Speech by Cllr Emer Costello, Deputy Lord Mayor on 17th October 2008
I am delighted to be present here today in my capacity as Deputy Lod Matyor.
Dublin City Council is proud to be associated with the annual commemoration and the Lord Mayor is always represented at this ceremony In 2004 I had the honour of deputising for the Lord Mayor at the 17th October event. I was so moved by the ceremony that I proposed that Dublin should follow the lead of other European Cities and erect its own World Poverty Stone at the Famine Memorial, the location of the annual 17th October commemoration. The motion was passed unanimously by the City Council. Following the adoption of the motion at City Council, I brought the proposal to the Council of the Dublin Docklands Development Authority, as one of the City Council representatives on that Council.
The support of the Dublin Docklands Development Authority was crucial and there was a strong and excellent collaboration between Dublin City Council and the DDDA to ensure the successful delivery of the project. Special thanks must go to Jack Gilligan, the Dublin City Council Arts Officer and Mary McCarthy, Arts Officer with the DDDA who both embraced the project with enthusiasm, and directed the project in an extremely efficient and professional manner.

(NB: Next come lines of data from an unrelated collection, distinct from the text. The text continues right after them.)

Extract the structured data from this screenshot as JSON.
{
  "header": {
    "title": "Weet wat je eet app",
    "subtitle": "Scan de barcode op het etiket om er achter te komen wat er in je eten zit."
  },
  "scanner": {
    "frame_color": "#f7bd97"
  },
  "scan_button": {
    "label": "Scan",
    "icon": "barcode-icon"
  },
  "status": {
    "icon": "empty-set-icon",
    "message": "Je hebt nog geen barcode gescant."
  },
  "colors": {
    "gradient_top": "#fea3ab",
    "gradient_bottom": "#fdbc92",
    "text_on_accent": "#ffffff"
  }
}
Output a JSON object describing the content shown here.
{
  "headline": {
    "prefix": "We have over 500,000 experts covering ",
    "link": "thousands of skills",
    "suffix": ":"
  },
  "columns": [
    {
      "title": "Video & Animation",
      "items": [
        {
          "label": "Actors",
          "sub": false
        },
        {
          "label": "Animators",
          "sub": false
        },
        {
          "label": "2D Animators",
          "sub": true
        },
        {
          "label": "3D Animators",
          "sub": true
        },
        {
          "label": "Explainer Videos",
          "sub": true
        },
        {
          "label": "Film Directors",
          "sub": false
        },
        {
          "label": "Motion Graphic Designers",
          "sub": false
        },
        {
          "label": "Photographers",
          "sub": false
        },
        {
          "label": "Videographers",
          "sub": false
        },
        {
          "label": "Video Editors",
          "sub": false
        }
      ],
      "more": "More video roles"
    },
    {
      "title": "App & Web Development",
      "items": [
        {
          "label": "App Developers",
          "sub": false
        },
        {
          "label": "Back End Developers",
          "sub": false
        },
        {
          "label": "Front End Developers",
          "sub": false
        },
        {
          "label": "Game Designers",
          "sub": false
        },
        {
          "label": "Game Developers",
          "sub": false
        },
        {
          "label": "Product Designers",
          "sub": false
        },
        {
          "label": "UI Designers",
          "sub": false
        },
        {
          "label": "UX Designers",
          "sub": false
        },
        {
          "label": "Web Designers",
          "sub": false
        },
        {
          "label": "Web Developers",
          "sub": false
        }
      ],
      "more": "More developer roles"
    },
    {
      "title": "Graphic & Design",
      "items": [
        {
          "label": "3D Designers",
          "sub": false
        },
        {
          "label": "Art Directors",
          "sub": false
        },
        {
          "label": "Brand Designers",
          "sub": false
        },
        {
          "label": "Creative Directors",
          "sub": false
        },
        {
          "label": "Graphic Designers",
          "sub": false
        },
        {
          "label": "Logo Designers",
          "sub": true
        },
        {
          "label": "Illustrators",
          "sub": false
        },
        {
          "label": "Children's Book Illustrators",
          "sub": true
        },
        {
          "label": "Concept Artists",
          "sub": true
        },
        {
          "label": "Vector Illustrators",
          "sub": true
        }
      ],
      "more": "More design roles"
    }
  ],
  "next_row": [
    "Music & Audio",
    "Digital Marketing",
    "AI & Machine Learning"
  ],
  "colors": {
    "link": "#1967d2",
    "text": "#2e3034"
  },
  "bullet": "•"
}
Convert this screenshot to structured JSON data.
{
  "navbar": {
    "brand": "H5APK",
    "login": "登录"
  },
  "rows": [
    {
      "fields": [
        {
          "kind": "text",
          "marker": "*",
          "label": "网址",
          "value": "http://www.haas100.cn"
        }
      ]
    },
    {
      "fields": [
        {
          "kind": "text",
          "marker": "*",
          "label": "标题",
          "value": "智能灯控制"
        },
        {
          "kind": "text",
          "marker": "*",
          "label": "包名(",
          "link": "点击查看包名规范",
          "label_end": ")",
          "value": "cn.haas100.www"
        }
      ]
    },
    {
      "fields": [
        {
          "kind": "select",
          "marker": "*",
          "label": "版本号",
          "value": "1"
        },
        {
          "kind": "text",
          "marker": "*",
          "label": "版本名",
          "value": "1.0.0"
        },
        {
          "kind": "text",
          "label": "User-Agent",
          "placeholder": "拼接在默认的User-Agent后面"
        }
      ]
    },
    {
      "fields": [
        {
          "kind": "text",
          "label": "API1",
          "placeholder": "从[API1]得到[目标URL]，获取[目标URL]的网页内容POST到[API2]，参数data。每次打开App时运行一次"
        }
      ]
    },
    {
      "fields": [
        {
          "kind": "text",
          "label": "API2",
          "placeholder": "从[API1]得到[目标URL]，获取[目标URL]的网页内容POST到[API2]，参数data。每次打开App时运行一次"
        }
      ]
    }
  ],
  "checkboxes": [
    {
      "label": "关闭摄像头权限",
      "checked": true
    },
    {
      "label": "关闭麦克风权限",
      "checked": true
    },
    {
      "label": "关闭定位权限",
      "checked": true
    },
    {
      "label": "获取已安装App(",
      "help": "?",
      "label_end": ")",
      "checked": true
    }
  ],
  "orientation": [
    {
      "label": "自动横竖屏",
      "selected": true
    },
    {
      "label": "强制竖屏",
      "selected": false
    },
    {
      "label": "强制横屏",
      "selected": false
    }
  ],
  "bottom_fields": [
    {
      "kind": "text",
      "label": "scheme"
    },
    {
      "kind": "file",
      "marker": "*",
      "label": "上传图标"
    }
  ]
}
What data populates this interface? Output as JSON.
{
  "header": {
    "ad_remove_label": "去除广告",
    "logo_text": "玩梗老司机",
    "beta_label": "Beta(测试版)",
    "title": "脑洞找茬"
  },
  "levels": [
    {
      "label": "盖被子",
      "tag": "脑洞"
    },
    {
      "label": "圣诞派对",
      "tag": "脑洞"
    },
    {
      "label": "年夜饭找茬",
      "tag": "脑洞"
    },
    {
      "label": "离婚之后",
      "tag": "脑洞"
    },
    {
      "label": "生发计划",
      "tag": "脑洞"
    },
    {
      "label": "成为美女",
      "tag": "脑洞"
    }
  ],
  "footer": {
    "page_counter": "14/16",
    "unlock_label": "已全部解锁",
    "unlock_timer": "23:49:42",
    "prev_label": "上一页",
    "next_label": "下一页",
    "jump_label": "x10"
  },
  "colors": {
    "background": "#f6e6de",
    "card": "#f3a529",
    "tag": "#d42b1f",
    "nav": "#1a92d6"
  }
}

The annual commemoration of the UN World Day for the Eradication of Poverty gives expression to the thousands of people who are living in poverty.
As a Councillor for the North Inner City in Dublin I work on a daily basis with many communities which did not benefit from the excesses of the Celtic Tiger and are now suffering the effects of the recent economic downturn. I never fail to be impressed by their resilience, their ability to cope with their situations, and hope for the future.
The erection of the World Poverty Stone at this location will link the struggles of Irish people living in poverty today with the struggles of the past. It will serve as a reminder to Dublin’s citizens that poverty knows no borders, is timeless and enduring, and is a global issue.
The stone crafted by Irish artist Stuart McGrath bears the following inscription in in English, Irish and French:
"Wherever men and women are condemned to live in poverty, human rights are violated.To come together to ensure that these rights are respected is our solemn duty."
After this event, I will be proposing to the Association of City and County Councils that all other local and municipal authorities throughout the country follow the example of Dublin by commemorating the 17th October event on an annual basis and that they too would erect their own World Poverty Stones at appropriate locations.